In seguito al mancato passaggio del Giro d’Italia in Valle d’Aosta, è stata inviata una lettera di protesta dall’amministrazione comunale. “Abbiamo inviato una lettera formale di protesta a Rcs e al Direttore del Giro, Mauro Vegni, per manifestare il forte disappunto della nostra amministrazione, la mortificazione subita dai nostri amministratori locali, dai volontari e dalla popolazione nonché i disagi causati sul territorio e alla viabilità e per chieder un giusto e doveroso risarcimento sportivo nei confronti della nostra comunità”.

Lo ha detto l’assessore allo sport e turismo della Valle d’Aosta, Giulio Grosjacques, dopo la decisione di cancellare il passaggio del Giro d’Italia nella regione alpina, durante la 13/a tappa, a causa del maltempo.
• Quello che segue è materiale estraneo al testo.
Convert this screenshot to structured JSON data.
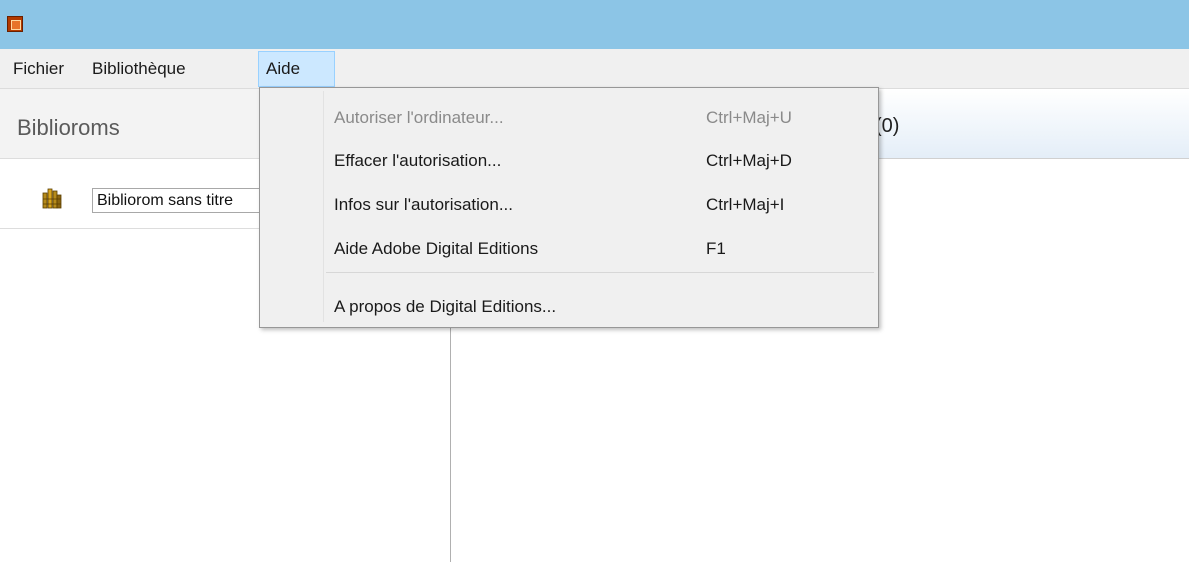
{
  "window": {
    "icon": "adobe-digital-editions-app-icon"
  },
  "menubar": {
    "items": [
      {
        "label": "Fichier"
      },
      {
        "label": "Bibliothèque"
      },
      {
        "label": "Aide"
      }
    ]
  },
  "sidebar": {
    "title": "Biblioroms",
    "shelf": {
      "icon": "bookshelf-icon",
      "name_value": "Bibliorom sans titre"
    }
  },
  "content": {
    "count": "(0)"
  },
  "aide_menu": {
    "items": [
      {
        "label": "Autoriser l'ordinateur...",
        "shortcut": "Ctrl+Maj+U",
        "enabled": false
      },
      {
        "label": "Effacer l'autorisation...",
        "shortcut": "Ctrl+Maj+D",
        "enabled": true
      },
      {
        "label": "Infos sur l'autorisation...",
        "shortcut": "Ctrl+Maj+I",
        "enabled": true
      },
      {
        "label": "Aide Adobe Digital Editions",
        "shortcut": "F1",
        "enabled": true
      },
      {
        "label": "A propos de Digital Editions...",
        "shortcut": "",
        "enabled": true
      }
    ]
  },
  "colors": {
    "titlebar": "#8cc5e6",
    "menu_highlight": "#cce8ff",
    "disabled_text": "#8a8a8a"
  }
}
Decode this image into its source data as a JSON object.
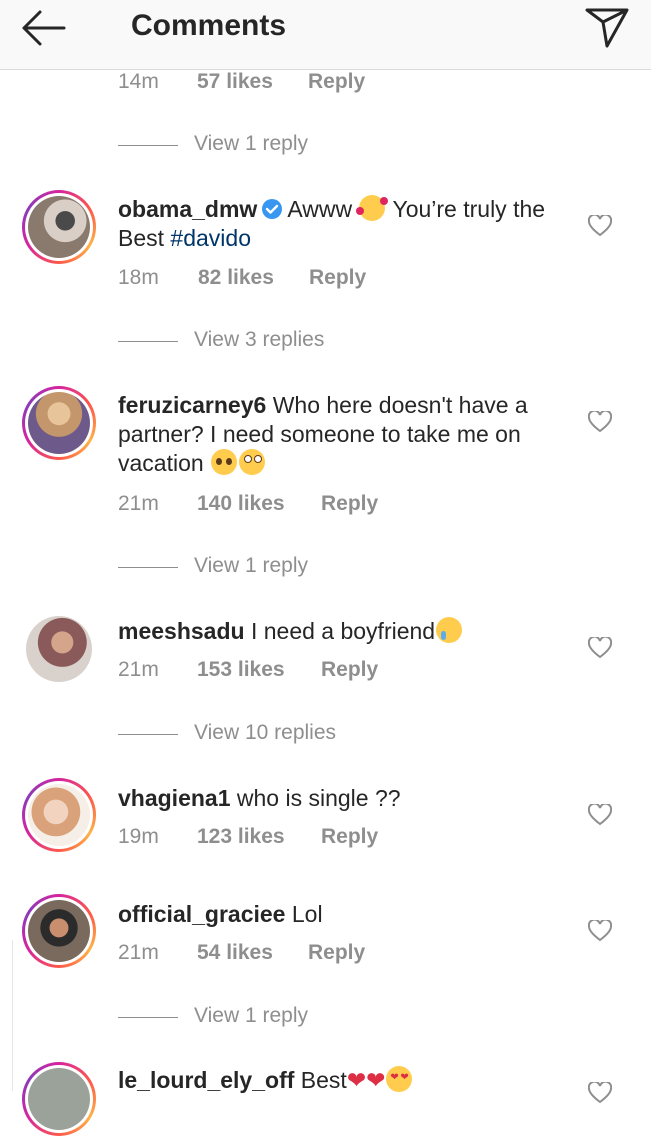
{
  "header": {
    "title": "Comments"
  },
  "top_meta": {
    "time": "14m",
    "likes": "57 likes",
    "reply": "Reply"
  },
  "view_replies": [
    "View 1 reply",
    "View 3 replies",
    "View 1 reply",
    "View 10 replies",
    "View 1 reply"
  ],
  "comments": [
    {
      "username": "obama_dmw",
      "verified": true,
      "text_before": "Awww",
      "text_after": "You’re truly the Best ",
      "hashtag": "#davido",
      "time": "18m",
      "likes": "82 likes",
      "reply": "Reply",
      "emojis": [
        "smiling-face-with-hearts-emoji"
      ]
    },
    {
      "username": "feruzicarney6",
      "text": "Who here doesn't have a partner? I need someone to take me on vacation",
      "time": "21m",
      "likes": "140 likes",
      "reply": "Reply",
      "emojis": [
        "pleading-face-emoji",
        "eye-roll-emoji"
      ]
    },
    {
      "username": "meeshsadu",
      "text": "I need a boyfriend",
      "time": "21m",
      "likes": "153 likes",
      "reply": "Reply",
      "emojis": [
        "crying-face-emoji"
      ]
    },
    {
      "username": "vhagiena1",
      "text": "who is single ??",
      "time": "19m",
      "likes": "123 likes",
      "reply": "Reply"
    },
    {
      "username": "official_graciee",
      "text": "Lol",
      "time": "21m",
      "likes": "54 likes",
      "reply": "Reply"
    },
    {
      "username": "le_lourd_ely_off",
      "text": "Best",
      "emojis": [
        "red-heart-emoji",
        "red-heart-emoji",
        "heart-eyes-emoji"
      ]
    }
  ],
  "colors": {
    "text": "#262626",
    "meta": "#8e8e8e",
    "hashtag": "#003569",
    "verified": "#3897f0",
    "header_bg": "#f9f9f9"
  }
}
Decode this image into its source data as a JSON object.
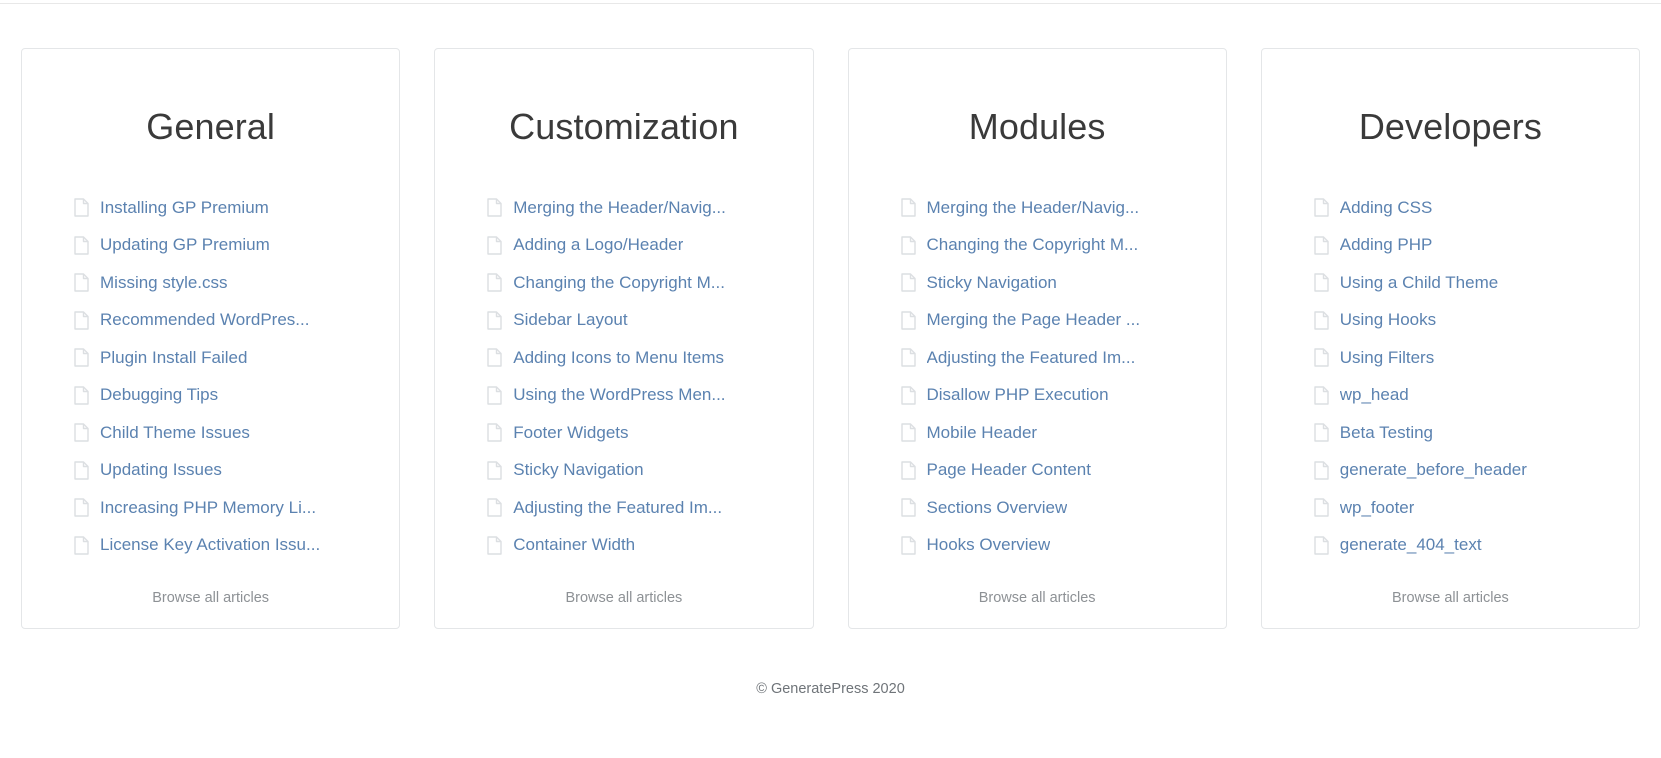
{
  "theme": {
    "link_color": "#5b82b0",
    "heading_color": "#3a3a3a",
    "muted_color": "#8d9195",
    "border_color": "#e4e6e8",
    "background": "#ffffff"
  },
  "icons": {
    "document": "document-icon"
  },
  "cards": [
    {
      "title": "General",
      "browse_label": "Browse all articles",
      "items": [
        "Installing GP Premium",
        "Updating GP Premium",
        "Missing style.css",
        "Recommended WordPres...",
        "Plugin Install Failed",
        "Debugging Tips",
        "Child Theme Issues",
        "Updating Issues",
        "Increasing PHP Memory Li...",
        "License Key Activation Issu..."
      ]
    },
    {
      "title": "Customization",
      "browse_label": "Browse all articles",
      "items": [
        "Merging the Header/Navig...",
        "Adding a Logo/Header",
        "Changing the Copyright M...",
        "Sidebar Layout",
        "Adding Icons to Menu Items",
        "Using the WordPress Men...",
        "Footer Widgets",
        "Sticky Navigation",
        "Adjusting the Featured Im...",
        "Container Width"
      ]
    },
    {
      "title": "Modules",
      "browse_label": "Browse all articles",
      "items": [
        "Merging the Header/Navig...",
        "Changing the Copyright M...",
        "Sticky Navigation",
        "Merging the Page Header ...",
        "Adjusting the Featured Im...",
        "Disallow PHP Execution",
        "Mobile Header",
        "Page Header Content",
        "Sections Overview",
        "Hooks Overview"
      ]
    },
    {
      "title": "Developers",
      "browse_label": "Browse all articles",
      "items": [
        "Adding CSS",
        "Adding PHP",
        "Using a Child Theme",
        "Using Hooks",
        "Using Filters",
        "wp_head",
        "Beta Testing",
        "generate_before_header",
        "wp_footer",
        "generate_404_text"
      ]
    }
  ],
  "footer": {
    "copyright": "© GeneratePress 2020"
  }
}
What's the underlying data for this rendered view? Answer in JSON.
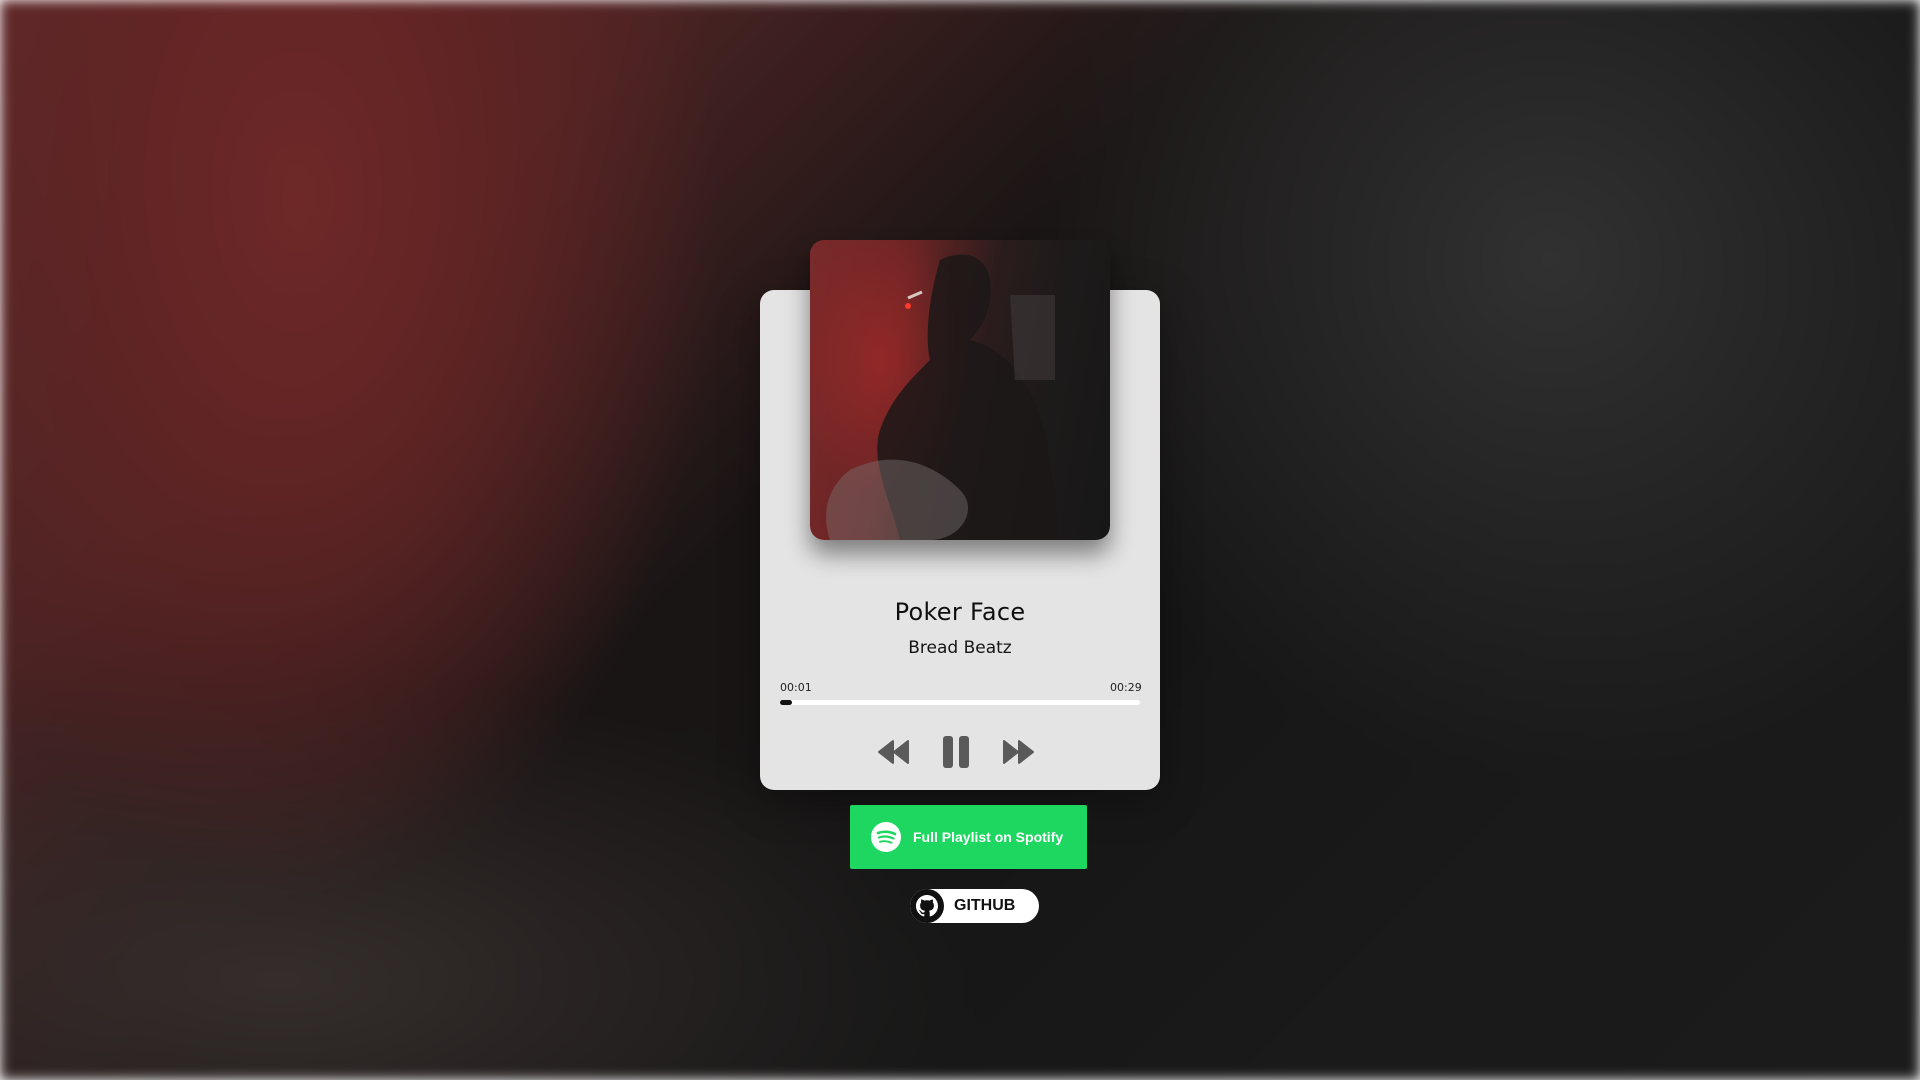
{
  "player": {
    "title": "Poker Face",
    "artist": "Bread Beatz",
    "current_time": "00:01",
    "total_time": "00:29",
    "progress_fraction": 0.034,
    "controls": {
      "prev_icon": "rewind-icon",
      "play_icon": "pause-icon",
      "next_icon": "fast-forward-icon"
    }
  },
  "links": {
    "spotify_label": "Full Playlist on Spotify",
    "spotify_icon": "spotify-icon",
    "spotify_color": "#1ed760",
    "github_label": "GITHUB",
    "github_icon": "github-icon"
  }
}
 “Il Giro d’Italia è organizzato direttamente da Rcs Sport – ha aggiunto, intervenendo in Consiglio regionale – e non dai territori coinvolti: le scelte incomprensibili adottate in questa occasione ne sono la diretta conferma. La 13/a tappa avrebbe dovuto interessare la Valle d’Aosta unicamente come passaggio e non è stato stabilito nessun tipo di accordo. Tuttavia, l’Amministrazione si è adoperata per costituire un tavolo di lavoro con i soggetti interessati per coordinare gli interventi organizzativi, lo sgombero della neve, gli addobbi per accogliere i corridori”. 

La notizia fa riferimento alla tappa di Crans Montana, con l’annullamento definitivo del passaggio sul Gran San Bernardo. I corridori non sarebbero arrivati in cima, ma sarebbero arrivati in Svizzera attraverso il tunnel. Le forti pressioni portate avanti dal sindacato dei corridori hanno fatto sì che quella frazione venisse ridotta a soli 74 km.

Nella foto Einer Rubio, vincitore della frazione di Crans Montana.